M.J. Berger and J.H. Hubbel. Xcom: photom cross sections on a personal computer. Technical Report Report NBSIR 87-3597, National Bureau of Standards, 1987.

eal01

F. Salvat et al. Penelope - a code system for monte carlo simulation of electron and photon transport. Technical Report, Workshop Proceedings Issy-les-Moulineaux, France; AEN-NEA, 5-7 November 2001.

eal54

H. Davies et al.

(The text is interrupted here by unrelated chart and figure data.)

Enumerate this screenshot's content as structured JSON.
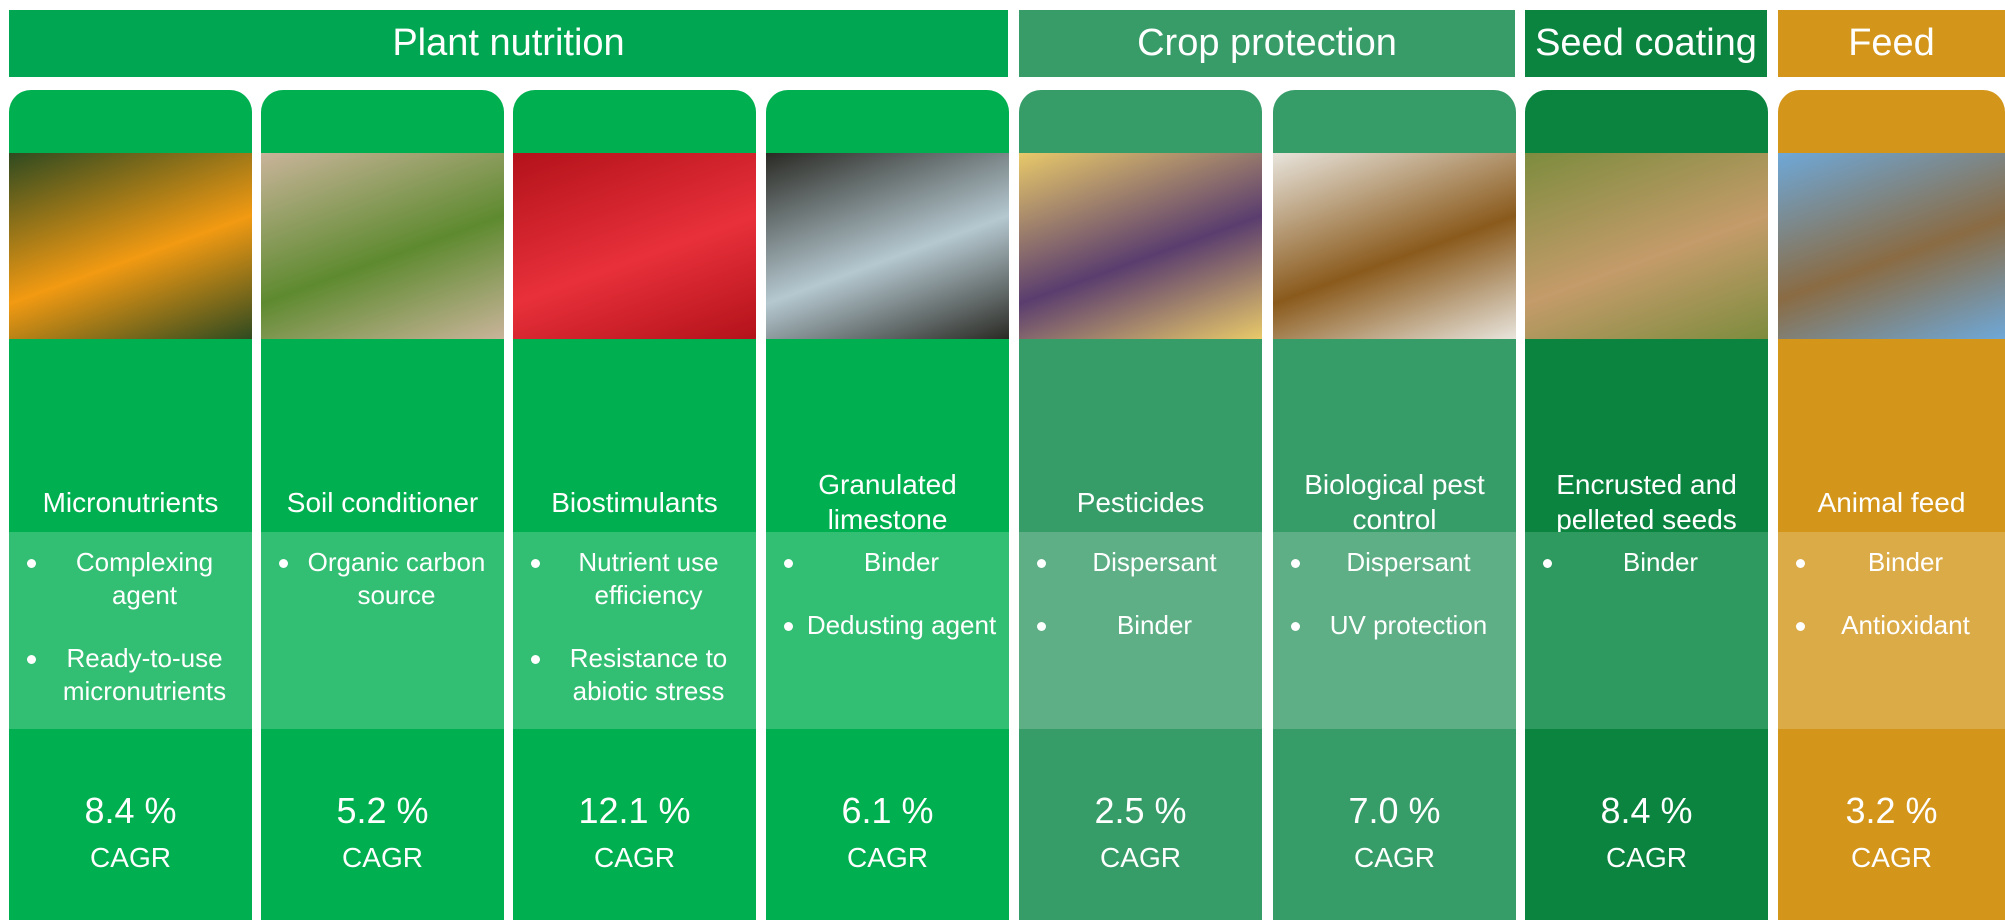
{
  "groups": [
    {
      "title": "Plant nutrition",
      "columns": [
        {
          "name": "Micronutrients",
          "bullets": [
            "Complexing agent",
            "Ready-to-use micronutrients"
          ],
          "cagr": "8.4 %",
          "cagr_label": "CAGR"
        },
        {
          "name": "Soil conditioner",
          "bullets": [
            "Organic carbon source"
          ],
          "cagr": "5.2 %",
          "cagr_label": "CAGR"
        },
        {
          "name": "Biostimulants",
          "bullets": [
            "Nutrient use efficiency",
            "Resistance to abiotic stress"
          ],
          "cagr": "12.1 %",
          "cagr_label": "CAGR"
        },
        {
          "name": "Granulated limestone",
          "bullets": [
            "Binder",
            "Dedusting agent"
          ],
          "cagr": "6.1 %",
          "cagr_label": "CAGR"
        }
      ]
    },
    {
      "title": "Crop protection",
      "columns": [
        {
          "name": "Pesticides",
          "bullets": [
            "Dispersant",
            "Binder"
          ],
          "cagr": "2.5 %",
          "cagr_label": "CAGR"
        },
        {
          "name": "Biological pest control",
          "bullets": [
            "Dispersant",
            "UV protection"
          ],
          "cagr": "7.0 %",
          "cagr_label": "CAGR"
        }
      ]
    },
    {
      "title": "Seed coating",
      "columns": [
        {
          "name": "Encrusted and pelleted seeds",
          "bullets": [
            "Binder"
          ],
          "cagr": "8.4 %",
          "cagr_label": "CAGR"
        }
      ]
    },
    {
      "title": "Feed",
      "columns": [
        {
          "name": "Animal feed",
          "bullets": [
            "Binder",
            "Antioxidant"
          ],
          "cagr": "3.2 %",
          "cagr_label": "CAGR"
        }
      ]
    }
  ]
}
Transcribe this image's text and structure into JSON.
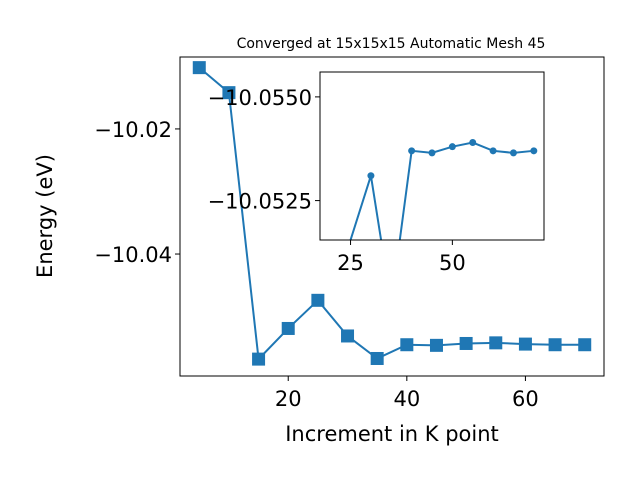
{
  "chart_data": [
    {
      "type": "line",
      "title": "Converged at 15x15x15 Automatic Mesh 45",
      "xlabel": "Increment in K point",
      "ylabel": "Energy (eV)",
      "xlim": [
        1.75,
        73.25
      ],
      "ylim": [
        -10.0595,
        -10.0085
      ],
      "xticks": [
        20,
        40,
        60
      ],
      "yticks": [
        -10.04,
        -10.02
      ],
      "ytick_labels": [
        "−10.04",
        "−10.02"
      ],
      "grid": false,
      "marker": "square",
      "color": "#1f77b4",
      "series": [
        {
          "x": [
            5,
            10,
            15,
            20,
            25,
            30,
            35,
            40,
            45,
            50,
            55,
            60,
            65,
            70
          ],
          "y": [
            -10.0102,
            -10.0142,
            -10.0568,
            -10.0519,
            -10.0474,
            -10.0531,
            -10.0567,
            -10.0545,
            -10.0546,
            -10.0543,
            -10.0542,
            -10.0544,
            -10.0545,
            -10.0545
          ]
        }
      ]
    },
    {
      "type": "line",
      "title": "",
      "xlabel": "",
      "ylabel": "",
      "xlim": [
        17.5,
        72.5
      ],
      "ylim": [
        -10.05155,
        -10.0556
      ],
      "xticks": [
        25,
        50
      ],
      "yticks": [
        -10.055,
        -10.0525
      ],
      "ytick_labels": [
        "−10.0550",
        "−10.0525"
      ],
      "grid": false,
      "marker": "circle",
      "color": "#1f77b4",
      "series": [
        {
          "x": [
            20,
            30,
            35,
            40,
            45,
            50,
            55,
            60,
            65,
            70
          ],
          "y": [
            -10.05,
            -10.0531,
            -10.05,
            -10.0537,
            -10.05365,
            -10.0538,
            -10.0539,
            -10.0537,
            -10.05365,
            -10.0537
          ]
        }
      ]
    }
  ]
}
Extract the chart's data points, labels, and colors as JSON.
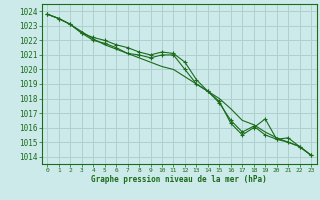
{
  "title": "Graphe pression niveau de la mer (hPa)",
  "background_color": "#cdeaea",
  "grid_color": "#b0d0d0",
  "line_color": "#1a6b1a",
  "xlim": [
    -0.5,
    23.5
  ],
  "ylim": [
    1013.5,
    1024.5
  ],
  "yticks": [
    1014,
    1015,
    1016,
    1017,
    1018,
    1019,
    1020,
    1021,
    1022,
    1023,
    1024
  ],
  "xticks": [
    0,
    1,
    2,
    3,
    4,
    5,
    6,
    7,
    8,
    9,
    10,
    11,
    12,
    13,
    14,
    15,
    16,
    17,
    18,
    19,
    20,
    21,
    22,
    23
  ],
  "line1_x": [
    0,
    1,
    2,
    3,
    4,
    5,
    6,
    7,
    8,
    9,
    10,
    11,
    12,
    13,
    14,
    15,
    16,
    17,
    18,
    19,
    20,
    21,
    22,
    23
  ],
  "line1_y": [
    1023.8,
    1023.5,
    1023.1,
    1022.5,
    1022.2,
    1022.0,
    1021.7,
    1021.5,
    1021.2,
    1021.0,
    1021.2,
    1021.1,
    1020.5,
    1019.3,
    1018.5,
    1017.7,
    1016.5,
    1015.7,
    1016.1,
    1015.5,
    1015.2,
    1015.0,
    1014.7,
    1014.1
  ],
  "line2_x": [
    0,
    1,
    2,
    3,
    4,
    5,
    6,
    7,
    8,
    9,
    10,
    11,
    12,
    13,
    14,
    15,
    16,
    17,
    18,
    19,
    20,
    21,
    22,
    23
  ],
  "line2_y": [
    1023.8,
    1023.5,
    1023.1,
    1022.5,
    1022.0,
    1021.8,
    1021.5,
    1021.1,
    1021.0,
    1020.8,
    1021.0,
    1021.0,
    1020.0,
    1019.0,
    1018.5,
    1017.8,
    1016.3,
    1015.5,
    1016.0,
    1016.6,
    1015.2,
    1015.3,
    1014.7,
    1014.1
  ],
  "line3_x": [
    0,
    1,
    2,
    3,
    4,
    5,
    6,
    7,
    8,
    9,
    10,
    11,
    12,
    13,
    14,
    15,
    16,
    17,
    18,
    19,
    20,
    21,
    22,
    23
  ],
  "line3_y": [
    1023.8,
    1023.5,
    1023.1,
    1022.6,
    1022.1,
    1021.7,
    1021.4,
    1021.1,
    1020.8,
    1020.5,
    1020.2,
    1020.0,
    1019.5,
    1019.0,
    1018.5,
    1018.0,
    1017.3,
    1016.5,
    1016.2,
    1015.7,
    1015.3,
    1015.0,
    1014.7,
    1014.1
  ]
}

Theory of bremsstrahlung and pair production. ii. integral cross section for pair production. Phys. Rev., 93(4):788–795, 1954.

eal94

J.Baró et al. Analytical cross sections for monte carlo simulation of photon transport. Radiat. Phys. Chem., 44():531, 1994.

eal69

J.W. Motz et al. Pair production by photons. Rev. Mod. Phys, 41():581, 1969.

JHHOverbo80(1,2,3)

J.H. Hubbell, H.A. Gimm and I. Øverbø. Pair, Triplet, and Total Atomic Cross Sections (and Mass Attenuation Coefficients) for 1 MeV-100 GeV Photons in Elements Z=1 to 100. Journal of Physical and Chemical Reference Data, 9:1023–1148, October 1980. doi:10.1063/1.555629.